'Because things don’t appear to be the known thing; they aren’t that what they seemed to be neither will they become what they might appear to become.'
Posted by Tessa den Uyl and Martin Cohen
Al-Azhar mosque, Cairo
Photo credit: AP via Guardian
Human beings have long been trying
to explain the unknown. We have constructed grand theories, separated doctrines and invented
names all in a bid to create systematic order out of the unknown. In the process, we have been so enthusiastic in our examination of the mysterious and so hopeful to tame our reality within our notions of proof, that even when our logic no longer fits, we still believe it is present.

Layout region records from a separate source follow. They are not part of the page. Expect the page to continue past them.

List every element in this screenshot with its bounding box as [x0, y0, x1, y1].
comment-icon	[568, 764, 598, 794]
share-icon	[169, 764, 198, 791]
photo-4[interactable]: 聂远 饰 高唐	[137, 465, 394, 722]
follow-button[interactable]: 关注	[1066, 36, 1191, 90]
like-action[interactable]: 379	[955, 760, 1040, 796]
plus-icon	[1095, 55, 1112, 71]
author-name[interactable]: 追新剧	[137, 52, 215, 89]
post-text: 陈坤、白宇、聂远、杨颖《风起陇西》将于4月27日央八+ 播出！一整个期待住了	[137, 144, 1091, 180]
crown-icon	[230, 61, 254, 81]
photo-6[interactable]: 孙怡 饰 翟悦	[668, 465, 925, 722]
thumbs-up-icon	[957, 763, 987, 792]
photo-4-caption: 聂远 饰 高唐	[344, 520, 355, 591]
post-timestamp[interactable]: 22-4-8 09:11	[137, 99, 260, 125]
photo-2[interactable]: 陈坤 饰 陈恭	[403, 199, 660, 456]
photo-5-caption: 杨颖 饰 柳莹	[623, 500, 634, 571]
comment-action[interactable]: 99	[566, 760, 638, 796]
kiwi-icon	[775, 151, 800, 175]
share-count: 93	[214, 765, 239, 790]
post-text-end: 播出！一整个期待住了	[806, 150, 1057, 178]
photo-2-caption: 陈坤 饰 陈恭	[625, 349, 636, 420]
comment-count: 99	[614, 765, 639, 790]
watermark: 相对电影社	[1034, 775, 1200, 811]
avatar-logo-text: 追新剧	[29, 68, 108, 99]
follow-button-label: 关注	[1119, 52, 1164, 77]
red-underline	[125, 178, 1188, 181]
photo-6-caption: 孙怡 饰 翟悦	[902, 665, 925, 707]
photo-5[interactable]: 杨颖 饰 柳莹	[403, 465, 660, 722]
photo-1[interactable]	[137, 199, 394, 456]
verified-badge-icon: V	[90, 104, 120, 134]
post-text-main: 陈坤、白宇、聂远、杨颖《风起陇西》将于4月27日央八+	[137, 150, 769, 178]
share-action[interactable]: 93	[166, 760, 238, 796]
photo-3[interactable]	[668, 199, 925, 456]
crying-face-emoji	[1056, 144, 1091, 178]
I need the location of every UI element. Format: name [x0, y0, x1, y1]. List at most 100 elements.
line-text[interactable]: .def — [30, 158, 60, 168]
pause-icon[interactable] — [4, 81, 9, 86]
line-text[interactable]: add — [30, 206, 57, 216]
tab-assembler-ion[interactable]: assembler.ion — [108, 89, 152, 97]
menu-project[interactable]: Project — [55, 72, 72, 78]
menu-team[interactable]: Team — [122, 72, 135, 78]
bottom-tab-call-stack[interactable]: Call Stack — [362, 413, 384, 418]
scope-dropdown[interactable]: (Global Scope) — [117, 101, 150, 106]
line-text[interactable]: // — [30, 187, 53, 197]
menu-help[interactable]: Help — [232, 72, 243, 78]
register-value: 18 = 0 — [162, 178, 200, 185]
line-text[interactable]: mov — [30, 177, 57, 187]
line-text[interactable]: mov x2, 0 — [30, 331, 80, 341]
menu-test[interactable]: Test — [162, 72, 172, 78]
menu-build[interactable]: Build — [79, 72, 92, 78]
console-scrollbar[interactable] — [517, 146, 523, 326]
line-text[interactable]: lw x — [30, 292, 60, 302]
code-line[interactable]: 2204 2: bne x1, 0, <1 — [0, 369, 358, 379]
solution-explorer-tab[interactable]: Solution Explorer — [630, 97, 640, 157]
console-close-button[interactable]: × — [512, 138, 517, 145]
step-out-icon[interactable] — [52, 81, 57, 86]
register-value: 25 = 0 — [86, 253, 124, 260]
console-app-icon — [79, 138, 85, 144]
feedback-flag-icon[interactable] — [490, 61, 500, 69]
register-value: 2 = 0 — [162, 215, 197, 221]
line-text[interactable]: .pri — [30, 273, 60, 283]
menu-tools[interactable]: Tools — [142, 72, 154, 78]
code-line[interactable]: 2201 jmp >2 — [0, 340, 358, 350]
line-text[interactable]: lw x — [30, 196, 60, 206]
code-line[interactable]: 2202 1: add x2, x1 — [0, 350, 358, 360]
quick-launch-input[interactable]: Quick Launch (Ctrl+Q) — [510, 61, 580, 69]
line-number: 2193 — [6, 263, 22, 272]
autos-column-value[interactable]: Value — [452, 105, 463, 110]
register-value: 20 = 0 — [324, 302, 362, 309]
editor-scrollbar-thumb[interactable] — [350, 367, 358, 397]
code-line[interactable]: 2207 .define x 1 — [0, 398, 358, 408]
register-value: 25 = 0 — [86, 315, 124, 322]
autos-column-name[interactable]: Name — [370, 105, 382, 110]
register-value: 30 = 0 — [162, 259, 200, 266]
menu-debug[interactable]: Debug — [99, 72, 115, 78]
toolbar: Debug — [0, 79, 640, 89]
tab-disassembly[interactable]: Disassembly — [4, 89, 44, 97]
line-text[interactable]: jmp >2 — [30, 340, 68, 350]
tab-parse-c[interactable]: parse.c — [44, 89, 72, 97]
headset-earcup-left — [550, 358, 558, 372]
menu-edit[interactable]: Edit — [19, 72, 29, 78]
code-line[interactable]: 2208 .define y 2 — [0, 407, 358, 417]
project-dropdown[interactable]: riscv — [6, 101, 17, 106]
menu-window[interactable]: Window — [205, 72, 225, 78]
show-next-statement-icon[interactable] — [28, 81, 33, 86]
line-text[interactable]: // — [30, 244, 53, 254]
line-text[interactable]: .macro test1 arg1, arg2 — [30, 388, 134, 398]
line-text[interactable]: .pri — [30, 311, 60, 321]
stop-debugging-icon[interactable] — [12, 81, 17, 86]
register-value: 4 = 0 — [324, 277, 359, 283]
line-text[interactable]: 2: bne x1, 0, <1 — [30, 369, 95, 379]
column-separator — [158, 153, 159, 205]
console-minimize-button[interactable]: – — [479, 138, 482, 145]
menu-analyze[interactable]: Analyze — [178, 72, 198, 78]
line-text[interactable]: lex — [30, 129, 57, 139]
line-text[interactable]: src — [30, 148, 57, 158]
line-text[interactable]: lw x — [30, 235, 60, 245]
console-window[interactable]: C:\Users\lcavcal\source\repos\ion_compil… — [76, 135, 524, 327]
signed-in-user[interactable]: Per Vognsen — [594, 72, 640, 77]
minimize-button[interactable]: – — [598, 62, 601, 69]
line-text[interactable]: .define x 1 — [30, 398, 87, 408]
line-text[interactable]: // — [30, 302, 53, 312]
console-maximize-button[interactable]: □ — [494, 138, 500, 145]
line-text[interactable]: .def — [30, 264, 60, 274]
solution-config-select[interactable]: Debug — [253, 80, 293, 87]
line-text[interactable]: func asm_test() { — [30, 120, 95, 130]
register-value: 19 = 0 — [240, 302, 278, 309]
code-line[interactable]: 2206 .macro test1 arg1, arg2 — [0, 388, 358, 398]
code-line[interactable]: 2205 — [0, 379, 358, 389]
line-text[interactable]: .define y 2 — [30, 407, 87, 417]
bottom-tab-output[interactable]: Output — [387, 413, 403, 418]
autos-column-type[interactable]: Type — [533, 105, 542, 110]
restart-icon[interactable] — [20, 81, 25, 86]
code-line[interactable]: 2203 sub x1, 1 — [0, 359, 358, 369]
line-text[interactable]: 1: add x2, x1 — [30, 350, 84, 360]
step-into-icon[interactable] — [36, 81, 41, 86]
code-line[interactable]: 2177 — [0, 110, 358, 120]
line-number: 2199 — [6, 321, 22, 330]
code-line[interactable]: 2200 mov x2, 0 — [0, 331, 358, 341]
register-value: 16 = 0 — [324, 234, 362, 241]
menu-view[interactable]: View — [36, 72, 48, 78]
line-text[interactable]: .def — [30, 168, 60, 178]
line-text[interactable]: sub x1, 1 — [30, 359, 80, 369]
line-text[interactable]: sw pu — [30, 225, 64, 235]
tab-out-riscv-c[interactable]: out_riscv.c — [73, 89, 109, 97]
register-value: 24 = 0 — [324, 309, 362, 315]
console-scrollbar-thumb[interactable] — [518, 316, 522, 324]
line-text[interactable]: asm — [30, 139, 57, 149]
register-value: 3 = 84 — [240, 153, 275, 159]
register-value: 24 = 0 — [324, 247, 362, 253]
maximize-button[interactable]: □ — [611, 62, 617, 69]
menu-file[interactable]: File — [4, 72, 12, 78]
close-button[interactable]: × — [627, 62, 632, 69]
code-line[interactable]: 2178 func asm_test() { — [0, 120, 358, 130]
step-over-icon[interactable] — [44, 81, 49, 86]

After all, building
edifices upon that lack of proof, just like proving stories never happened, can be even more powerful than finding evidence for those
that actually did.
In this image, perhaps the child’s innocent play shows in a single gesture the impossibility of stepping outside our essential humanity.
This girl and the balloon
are so completely embedded in life itself that it is difficult not to recognise
in the image this human urge to investigate. Yet, in the human search for knowledge, the tendency to build walls has never outreached that clarity this girl and
the balloon hand back to us.
When does something become
intelligible?
Is there some kind of
archaic intuition that determines when a relation becomes timeless within a spatial dimension? Could the girl and the balloon have been pictured like this in front of
a row of policemen, or a church, in the desert - or even in Cairo's busy
traffic? Instead, the balloon seems to descend like another world that the girl is waiting to receive.